Selasa, 27 Desember 2016

Sepuluh Hari

Sepuluh hari yang lalu, aku mimpi bertemu denganmu di sebuah tempat yang asing. Katamu di dalam mimpi, itu adalah tempat favoritmu. Aku heran, kenapa mimpi membawaku ke sana bersamamu? Oh, aku tau, sepertinya kamu sedang rindu padaku, ya? Curang! seharusnya kalau kamu merindukanku, kamu bisa mengabariku, kamu bisa menghubungiku saja, bukannya datang di mimpiku seperti ini!

Hari ini, sepuluh hari semenjak kamu menyapaku di mimpi. Awalnya aku ingin tidak teralalu ambil pusing soal urusan mimpi, toh cuma mimpi. Namun tetap saja, beberapa saat yang lalu memori mengingatmu kembali membangunkanku di tengah kesibukanku, membujukku paling tidak untuk menuliskan bahwa aku pernah memimpikanmu, sepuluh hari yang lalu (karena pasti berat untuk memberitahumu bahwa semalam kita sudah bertemu untuk pertama kalinya, di alam mimpi). Ya, paling tidak, dengan menulis aku bisa menyimpannya untuk suatu saat akan kubaca, kalau nada suara lembutmu yang membuatku hanya menerka-nerka seperti apa rasanya berada dekat denganmu, telah kutemui di mimpiku.

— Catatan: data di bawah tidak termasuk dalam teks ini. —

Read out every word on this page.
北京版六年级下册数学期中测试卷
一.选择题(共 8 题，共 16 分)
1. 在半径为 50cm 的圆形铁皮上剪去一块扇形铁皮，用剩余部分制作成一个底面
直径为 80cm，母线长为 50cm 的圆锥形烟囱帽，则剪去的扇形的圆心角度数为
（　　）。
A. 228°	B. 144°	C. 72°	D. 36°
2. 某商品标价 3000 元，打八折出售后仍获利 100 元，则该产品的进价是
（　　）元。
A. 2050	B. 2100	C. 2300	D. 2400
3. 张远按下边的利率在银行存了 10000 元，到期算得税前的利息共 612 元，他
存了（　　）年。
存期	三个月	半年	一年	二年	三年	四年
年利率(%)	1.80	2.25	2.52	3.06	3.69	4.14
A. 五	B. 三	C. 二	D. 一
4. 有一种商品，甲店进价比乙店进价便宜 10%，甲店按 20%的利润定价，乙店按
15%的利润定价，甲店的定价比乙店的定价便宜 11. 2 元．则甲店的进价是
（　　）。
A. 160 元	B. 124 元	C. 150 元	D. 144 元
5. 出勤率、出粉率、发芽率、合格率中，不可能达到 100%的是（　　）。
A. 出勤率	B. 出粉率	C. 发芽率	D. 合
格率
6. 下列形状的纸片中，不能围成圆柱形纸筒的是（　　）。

Aku lupa tepatnya kapan kita mulai akrab. Sungguh keren dunia maya, mempertemukan kita dalam sebuah diskusi ringan, yang membawa kita akhirnya bisa saling berteman akrab. ah.. kapan tepatnya itu terjadi? Yang jelas, beberapa saat sebelum sepuluh hari itu, menjadi hari yang berat bagiku. Entah apa yang menjadi penyebabnya, sepertinya mulutku yang suka sembarangan ini telah menyinggung perasaanmu, hingga membuatmu mundur dari pertemanan dunia maya ini denganku. Mungkin selama ini aku masih belum menyadari betapa berbahayanya memiliki mulut yang sembarangan. Namun belakangan aku sudah mulai disadarkan, betapa aku harus lebih berhati-hati lagi mengontrol apa saja yang keluar dari mulutku, kalau aku tidak ingin ditinggalkan lagi.

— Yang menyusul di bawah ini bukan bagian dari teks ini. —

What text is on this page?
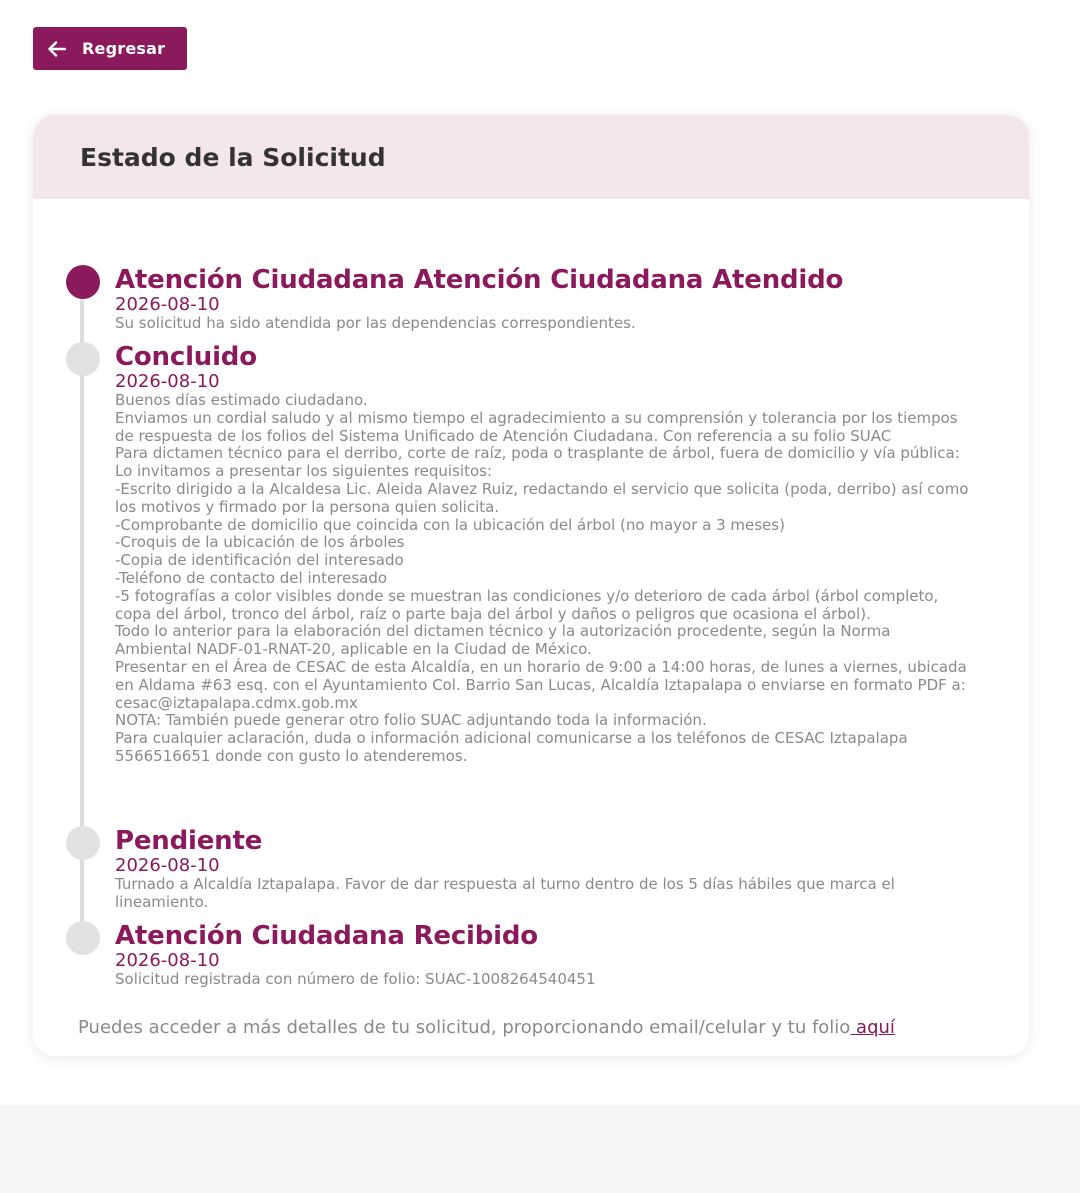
Regresar
Estado de la Solicitud

Atención Ciudadana Atención Ciudadana Atendido

2026-08-10

Su solicitud ha sido atendida por las dependencias correspondientes.

Concluido

2026-08-10

Buenos días estimado ciudadano.
Enviamos un cordial saludo y al mismo tiempo el agradecimiento a su comprensión y tolerancia por los tiempos de respuesta de los folios del Sistema Unificado de Atención Ciudadana. Con referencia a su folio SUAC
Para dictamen técnico para el derribo, corte de raíz, poda o trasplante de árbol, fuera de domicilio y vía pública:
Lo invitamos a presentar los siguientes requisitos:
-Escrito dirigido a la Alcaldesa Lic. Aleida Alavez Ruiz, redactando el servicio que solicita (poda, derribo) así como los motivos y firmado por la persona quien solicita.
-Comprobante de domicilio que coincida con la ubicación del árbol (no mayor a 3 meses)
-Croquis de la ubicación de los árboles
-Copia de identificación del interesado
-Teléfono de contacto del interesado
-5 fotografías a color visibles donde se muestran las condiciones y/o deterioro de cada árbol (árbol completo, copa del árbol, tronco del árbol, raíz o parte baja del árbol y daños o peligros que ocasiona el árbol).
Todo lo anterior para la elaboración del dictamen técnico y la autorización procedente, según la Norma Ambiental NADF-01-RNAT-20, aplicable en la Ciudad de México.
Presentar en el Área de CESAC de esta Alcaldía, en un horario de 9:00 a 14:00 horas, de lunes a viernes, ubicada en Aldama #63 esq. con el Ayuntamiento Col. Barrio San Lucas, Alcaldía Iztapalapa o enviarse en formato PDF a: cesac@iztapalapa.cdmx.gob.mx
NOTA: También puede generar otro folio SUAC adjuntando toda la información.
Para cualquier aclaración, duda o información adicional comunicarse a los teléfonos de CESAC Iztapalapa 5566516651 donde con gusto lo atenderemos.

Pendiente

2026-08-10

Turnado a Alcaldía Iztapalapa. Favor de dar respuesta al turno dentro de los 5 días hábiles que marca el lineamiento.

Atención Ciudadana Recibido

2026-08-10

Solicitud registrada con número de folio: SUAC-1008264540451

Puedes acceder a más detalles de tu solicitud, proporcionando email/celular y tu folio aquí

Sepuluh hari yang lalu. Mimpiku memungutku di sebuah tempat yang ramai oleh suara air. Sekelilingku hanya ada pohon-pohon dan rumput liar. Sunyi. Sepertinya tidak ada siapa-siapa selain aku di sana. Lama aku terdiam sampai sebuah suara memanggil namaku. Aku menoleh heran. Orang itu siapa? Mengapa ia mengenaliku? Kemudian ia berbicara, "Ini tempat favoritku, akhirnya aku bisa ke sini ditemani perempuan favoritku." Tawanya yang lembut membuatku teringat suara yang pernah aku dengar di seberang telepon. Oh... Kamu.

Minggu, 11 Desember 2016

welcome back!

Aku percaya, kita yang telah berpisah bisa dipertemukan kembali dengan cara yang hanya Tuhan yang tahu. Dan itu, terjadi akhir pekan ini.

Di awal perkuliahan, aku dipertemukan Tuhan dengan tiga orang sahabat. Mereka adalah Ante Linda, Mbak Ika, dan Uni Elsa. Iya, aku paling kecil antara kami berempat.
Di semester 1 perkuliahan, kami berempat amat kompak, kemana-mana selalu berempat. Kami memiliki perbedaan, namun saling melengkapi. Ada yang pintar masak, beres-beres, cekatan kalau ada yang membutuhkan, jago merayu polisi bila di jalan kena razia, dan pintar dalam studi. Banyak lagi deh pokoknya.

Btw, nih foto kita pas ngumpul di kampus sama kosan Mbak Ika.
   



   

Namun, pertengahan semester 2 sesuatu terjadi. Salah satu di antara kami, Eca mengalami musibah, sehingga ia memutuskan untuk berhenti kuliah, dan setelah itu kami mengalami masa-masa diuji untuk kelangsungan hubungan kami. Termasuk Salah satu mimpi kami, untuk bisa wisuda berempat sama-sama pun akhirnya kandas.

Ketika kami hanya tinggal bertiga:



 (monmaap kualitas gambarnya jelek. Cuma punya foto yang ini, abisan kita udah mulai jarang foto bertiga sih 😞)

Entahlah, banyak saja yang terjadi. Mama Linda meninggal, IP Mbak Ika turun, Mbak Ika punya pacar baru, Linda putus, aku yang katanya “direbut” oleh Rici dari pertemanan (sebenernya aku sih, dekat sama semua teman sekelas, Cuma ya… yang nyambung n sering ngumpul ya sama mereka), dan hal-hal sepele yang sering jadi bahan kami berselisih.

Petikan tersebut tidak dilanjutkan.